Something must be definitively out of order whrn you wake up on a Sunday at 6:45 am all by yourself. No alarm, no plans, no trip to the beach only a disjunctive: join my usual yoga class at 10:30 am or join my friends for breakfast at this awesome location some miles away driving, with the opportunity to meet new people, update on information and plunge into the most recent topics of conversation hot on the cyberuniverse - which I may or may not know of. This was a Twitter Breakfast, a uniquete kind of meeting where you can synch with the rest of the community, or at least be updated on the latest trends without having to sacrifice your own usual search. (For instance, I'm quite disconnected of the local gossip and national actuality, as I'm more stuck in telecommunications, Amazon.com, books and American Politics.)
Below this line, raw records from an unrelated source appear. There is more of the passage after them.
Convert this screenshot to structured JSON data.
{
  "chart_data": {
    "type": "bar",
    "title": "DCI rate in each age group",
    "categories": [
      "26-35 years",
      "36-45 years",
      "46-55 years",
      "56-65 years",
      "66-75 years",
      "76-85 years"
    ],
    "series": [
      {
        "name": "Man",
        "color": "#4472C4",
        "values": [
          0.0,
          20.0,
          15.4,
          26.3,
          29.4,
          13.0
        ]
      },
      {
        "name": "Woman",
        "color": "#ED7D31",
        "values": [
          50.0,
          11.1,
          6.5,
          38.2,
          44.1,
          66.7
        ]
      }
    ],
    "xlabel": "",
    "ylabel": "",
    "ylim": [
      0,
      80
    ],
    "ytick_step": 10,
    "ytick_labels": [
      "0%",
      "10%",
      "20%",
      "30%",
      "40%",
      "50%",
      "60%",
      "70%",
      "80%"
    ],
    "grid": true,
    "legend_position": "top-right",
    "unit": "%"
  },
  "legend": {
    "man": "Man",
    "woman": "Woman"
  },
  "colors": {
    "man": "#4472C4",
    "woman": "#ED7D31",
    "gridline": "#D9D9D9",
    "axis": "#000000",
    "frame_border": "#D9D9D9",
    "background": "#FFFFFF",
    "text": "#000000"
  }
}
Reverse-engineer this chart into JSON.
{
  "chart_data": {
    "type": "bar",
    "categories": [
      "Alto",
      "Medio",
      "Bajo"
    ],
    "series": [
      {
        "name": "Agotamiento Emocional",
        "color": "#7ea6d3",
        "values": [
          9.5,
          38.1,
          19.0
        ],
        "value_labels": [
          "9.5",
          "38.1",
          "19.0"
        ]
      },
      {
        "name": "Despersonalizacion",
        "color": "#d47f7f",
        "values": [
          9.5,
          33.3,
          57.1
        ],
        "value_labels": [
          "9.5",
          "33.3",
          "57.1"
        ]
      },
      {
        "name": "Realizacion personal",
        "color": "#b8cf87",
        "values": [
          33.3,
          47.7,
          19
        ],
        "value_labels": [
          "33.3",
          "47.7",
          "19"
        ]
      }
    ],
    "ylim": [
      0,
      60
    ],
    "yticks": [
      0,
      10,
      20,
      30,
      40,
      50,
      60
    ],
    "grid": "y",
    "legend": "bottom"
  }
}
As I was starting my Sunday as any other Sunday, I realized that I still had to wash Sookie. But not only that. Kari and I had decided to take my older nephew for shopping to get him scubba diving equipment (he's birthday is close and his aunt - me - thinks that a T-shirt and a Chinese Chess game ins't nearly enough). Then I realized that I had to get going with Lau's scrapbook project, so either I worked on it now or I would never be ready. As result Sookie got washed and waxed, but neither the yoga class not the Twitter Breakfast were doable under my current situation.
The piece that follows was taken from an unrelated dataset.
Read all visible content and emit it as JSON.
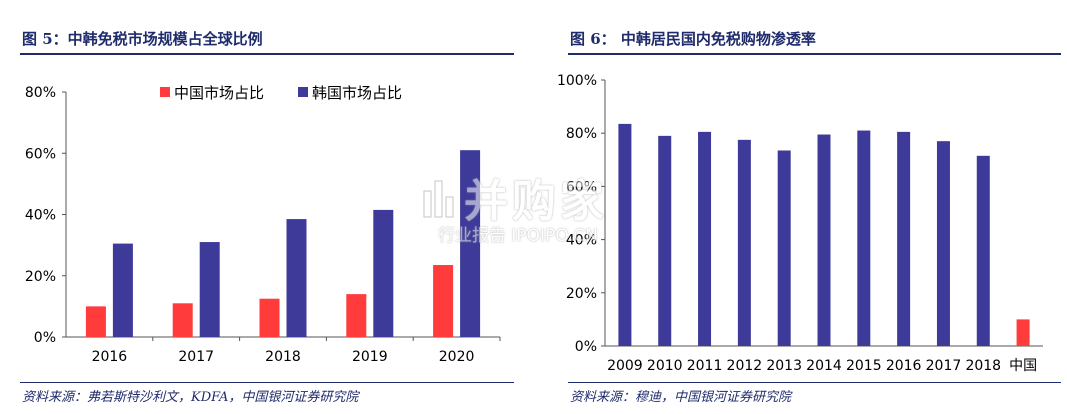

It's kinda sad that two things that are important to me, that could be among the last one I can attend in my life, are moved for something one could say I can do any other time. Well, no. Yes, say, but I had to cancel on both for the reason that though I could do scrapbooking any other time - pictures are not going anywere - scrapbooking is a very time consuming thing and either you get doing it on schedule, or you end up with no margins of time left, holding into any available, free minute to work on them.
It reminded me of studying and even working. Sure, you can think you can study any time, you can work anytime, but exactly that sort of thinking is what pushes you later to be unable to do it anytime, because either you do it now or you'll never get done with it, and you'll fail or lose what you where aiming for with the project. I didn't plan my time well with this project and I ended up running out of time, and as result now I have to give up things I would love to do, in order to catch up on the project and get it by the last available time possible for me.
From this I leave you a question: Are you looking forward for Hectic Sundays? Is your schedule really as flexible as you pretend it is, or are you working yourself a whole lot of rushing and trouble? Pressure isn't fun and it can end up being really expensive.
Organize your time well. Plan your activities.
4 comments:
This is something I had to learn the hard way. I always went to work the same time, came home as soon as I finished my stuff there. It was a schedule I followed. Get up at 5:55 take the train, arrive home sometime between 18:30 and 19:30.. and then - "I can do that during the weekend" cuddling up in front of my TV not moving a single bone. Weekends were busy back then.
Now, as I am not working, my schedule is tighter than before, I have to organize my hobbies or otherwise I will start thousands of projects and never finish a single one of them. So this morning till noon - blogging :D
and I have to say that you did play a main part in the whole process of teaching me how not to waste time. We always think we got plenty of it, we haven't. Even if I am not working, I wouldn't be able to do all the things I planned to do during these 3 1/2 months if I didn't work hard.
:D It's amazing, but yes, actually when you are not working - for whatever reason - time goes tighter on you. When coming back to work after vacations one tends to sigh up in relief. I actually feel finally relaxed the first day of work, and when I'm keeping a paper agenda - like this year - you can also see the difference! There are less tasks and chores and appointments for my "working days" than for my "vacation days".
Maybe it's because we tend to think we've "more time", and so we pack it tight with things to do, while when we work, we hardly assign or take on tasks because "we are full with work".
Wow, I've helped you approach your time spending custom? ^_^ Now I feel important!
haha, feeling important is.. well, important, isn't it? I need that now and then therefore I don't hesitate to tell people they are important to me.
However, yeah... that's basically what I wanted to say. I need to buy different colored pencils and stuff, right now my agenda is only rollerpen-blue ... how boring
Sadly the relieve you get when returning from a holiday and realizing how relaxing work actually is does only last for a few days :D as I returned from Spain (where I stayed abroad for 4 weeks) it lasted for a month. That was nice.
Holidays, like many memories, tend to look better the farther they are. Childhood seems so great now, but when you were a child it was hell and you couldn't wait to be an adult (at least I couldn't!). When you are working you are tired, get work up to your eyeballs and want a break desperately. As soon as you get it, you are up to your hairline in tasks, but when holidays have passed and you are again up to your eyeballs in work at the office, all you remember is how you woke up late every day at holidays.
Only one color pen in your agenda? Well, before this one, I used one paper agenda... in 2010? Maybe? Or was it at the begining of 2011? Anyway, I used only a regular pencil for it (now I use erasable pens), and LOTS of post-its and stickers. Now I use colored pens... and some stickers and lots of post-its!!